The Christian community in Iran, with a history dating back two thousand years, faces significant challenges. While some denominations are officially recognized by the Iranian constitution, such as the Chaldean and Armenian denominations, they still experience harassment from the state. The campaign includes arrests, often on security charges, and demands for exorbitant bail amounts intended to bankrupt congregations and individuals.
Dew-Jones explained that the officially recognized churches are allowed some freedom to worship, but the real issue lies in conversion, perceived as a threat to the Islamic Republic’s core values.
The recent wave of arrests is not seen as directly linked to the protests that began following the death of Mahsa Amini. However, it is viewed in the broader context of a renewed crackdown on civil liberties, echoing the heightened efforts of the morality police since the protests in the previous autumn.
Under the current regime, prospects for Christians in Iran appear grim. Those recognized as Christians may practice their faith under restrictions, while unrecognized individuals, including converts, must worship in private homes, often facing the constant risk of raids.

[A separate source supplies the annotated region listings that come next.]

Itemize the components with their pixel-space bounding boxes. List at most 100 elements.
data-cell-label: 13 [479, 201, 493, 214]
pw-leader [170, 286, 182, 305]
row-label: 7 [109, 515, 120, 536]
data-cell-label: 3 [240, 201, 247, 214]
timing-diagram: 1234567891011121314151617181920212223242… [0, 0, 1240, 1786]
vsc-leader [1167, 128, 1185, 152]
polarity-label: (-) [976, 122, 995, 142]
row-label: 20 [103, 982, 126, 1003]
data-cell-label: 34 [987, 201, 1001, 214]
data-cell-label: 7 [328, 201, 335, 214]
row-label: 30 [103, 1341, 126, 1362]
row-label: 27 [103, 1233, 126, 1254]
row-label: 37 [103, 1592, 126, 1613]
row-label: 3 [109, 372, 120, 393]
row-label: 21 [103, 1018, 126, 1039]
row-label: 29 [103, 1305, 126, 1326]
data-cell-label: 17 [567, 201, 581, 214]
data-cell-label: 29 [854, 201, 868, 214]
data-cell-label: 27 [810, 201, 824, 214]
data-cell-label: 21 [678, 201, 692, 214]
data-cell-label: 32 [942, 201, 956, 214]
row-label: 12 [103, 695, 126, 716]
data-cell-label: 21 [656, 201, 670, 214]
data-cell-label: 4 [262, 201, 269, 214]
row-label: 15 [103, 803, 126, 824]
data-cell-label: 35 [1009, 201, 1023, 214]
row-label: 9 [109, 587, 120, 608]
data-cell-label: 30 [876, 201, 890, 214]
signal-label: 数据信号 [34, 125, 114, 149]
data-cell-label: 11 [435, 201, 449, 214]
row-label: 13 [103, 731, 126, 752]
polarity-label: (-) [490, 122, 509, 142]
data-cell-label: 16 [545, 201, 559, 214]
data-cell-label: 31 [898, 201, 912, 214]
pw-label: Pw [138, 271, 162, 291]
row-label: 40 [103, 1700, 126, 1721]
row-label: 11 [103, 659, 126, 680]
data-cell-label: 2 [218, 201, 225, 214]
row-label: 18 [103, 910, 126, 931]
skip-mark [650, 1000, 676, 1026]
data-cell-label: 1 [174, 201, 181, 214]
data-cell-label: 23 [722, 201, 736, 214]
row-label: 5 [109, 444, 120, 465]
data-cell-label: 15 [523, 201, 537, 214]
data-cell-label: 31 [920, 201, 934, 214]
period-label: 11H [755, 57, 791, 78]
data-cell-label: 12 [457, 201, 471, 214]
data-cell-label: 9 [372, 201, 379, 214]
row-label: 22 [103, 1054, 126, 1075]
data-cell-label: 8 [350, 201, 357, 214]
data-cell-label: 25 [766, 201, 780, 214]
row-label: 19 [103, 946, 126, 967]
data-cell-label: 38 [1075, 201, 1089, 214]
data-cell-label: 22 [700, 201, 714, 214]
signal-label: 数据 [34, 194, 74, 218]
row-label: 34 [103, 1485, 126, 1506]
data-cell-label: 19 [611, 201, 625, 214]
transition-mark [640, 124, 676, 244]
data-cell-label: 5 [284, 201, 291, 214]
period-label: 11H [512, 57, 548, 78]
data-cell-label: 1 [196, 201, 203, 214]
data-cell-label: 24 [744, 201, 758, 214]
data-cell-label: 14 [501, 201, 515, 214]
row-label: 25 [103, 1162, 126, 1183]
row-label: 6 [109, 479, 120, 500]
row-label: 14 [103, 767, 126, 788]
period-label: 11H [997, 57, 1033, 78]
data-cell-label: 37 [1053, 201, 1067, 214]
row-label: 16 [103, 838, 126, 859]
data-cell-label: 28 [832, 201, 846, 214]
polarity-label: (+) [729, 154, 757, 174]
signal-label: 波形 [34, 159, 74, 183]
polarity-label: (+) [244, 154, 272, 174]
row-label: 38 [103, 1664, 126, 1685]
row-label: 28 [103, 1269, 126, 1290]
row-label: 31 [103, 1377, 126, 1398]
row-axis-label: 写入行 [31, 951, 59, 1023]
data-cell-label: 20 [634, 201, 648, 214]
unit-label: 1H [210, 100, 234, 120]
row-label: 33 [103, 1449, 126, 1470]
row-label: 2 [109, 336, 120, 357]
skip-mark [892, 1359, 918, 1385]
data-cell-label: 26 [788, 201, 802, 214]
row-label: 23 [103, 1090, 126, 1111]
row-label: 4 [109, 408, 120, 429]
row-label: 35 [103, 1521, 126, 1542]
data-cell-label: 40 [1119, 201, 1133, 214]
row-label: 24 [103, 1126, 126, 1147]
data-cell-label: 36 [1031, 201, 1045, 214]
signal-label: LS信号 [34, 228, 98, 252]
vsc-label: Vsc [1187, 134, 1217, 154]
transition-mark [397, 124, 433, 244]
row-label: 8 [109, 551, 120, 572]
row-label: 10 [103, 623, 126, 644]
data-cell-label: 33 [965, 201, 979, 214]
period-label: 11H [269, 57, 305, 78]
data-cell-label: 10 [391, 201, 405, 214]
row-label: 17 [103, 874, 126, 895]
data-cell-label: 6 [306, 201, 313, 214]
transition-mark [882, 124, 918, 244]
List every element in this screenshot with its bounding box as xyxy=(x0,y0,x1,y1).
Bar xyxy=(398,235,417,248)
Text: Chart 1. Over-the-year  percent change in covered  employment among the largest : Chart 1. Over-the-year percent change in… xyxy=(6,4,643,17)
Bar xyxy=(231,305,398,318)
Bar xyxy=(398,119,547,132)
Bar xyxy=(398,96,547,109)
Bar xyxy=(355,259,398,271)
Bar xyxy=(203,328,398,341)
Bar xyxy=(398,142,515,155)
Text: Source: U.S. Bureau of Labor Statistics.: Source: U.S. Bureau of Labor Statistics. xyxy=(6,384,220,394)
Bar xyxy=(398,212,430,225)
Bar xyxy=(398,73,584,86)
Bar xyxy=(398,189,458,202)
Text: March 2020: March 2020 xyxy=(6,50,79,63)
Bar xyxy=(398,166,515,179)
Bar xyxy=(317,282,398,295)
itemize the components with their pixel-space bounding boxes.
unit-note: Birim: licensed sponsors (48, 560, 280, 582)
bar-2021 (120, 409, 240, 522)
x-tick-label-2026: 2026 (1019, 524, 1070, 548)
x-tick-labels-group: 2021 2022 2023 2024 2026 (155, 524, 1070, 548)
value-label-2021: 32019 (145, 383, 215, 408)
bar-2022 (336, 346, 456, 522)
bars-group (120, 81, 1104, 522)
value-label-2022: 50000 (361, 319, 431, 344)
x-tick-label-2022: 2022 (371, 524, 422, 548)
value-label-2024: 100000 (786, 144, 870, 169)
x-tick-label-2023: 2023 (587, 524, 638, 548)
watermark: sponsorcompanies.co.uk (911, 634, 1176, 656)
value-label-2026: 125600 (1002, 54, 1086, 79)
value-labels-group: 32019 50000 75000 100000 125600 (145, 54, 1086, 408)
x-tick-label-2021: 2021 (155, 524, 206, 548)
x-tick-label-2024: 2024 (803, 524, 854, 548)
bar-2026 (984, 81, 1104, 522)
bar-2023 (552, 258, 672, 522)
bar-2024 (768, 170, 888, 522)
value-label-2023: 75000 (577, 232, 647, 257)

Article 18 calls on the international community to prioritize human rights and religious freedom in any negotiations with Iran. They urge the UK government to proscribe the Islamic Revolutionary Guards Corps (IRGC), responsible for many raids on Christians, and to offer a safe legal route for Christians fleeing Iran to seek asylum elsewhere.
Despite the ongoing plight of Iranian Christians, it seems that Britain lacks the moral or political resources to significantly impact their cause. The international community is urged to address these human rights violations and work towards ensuring religious freedom for all in Iran.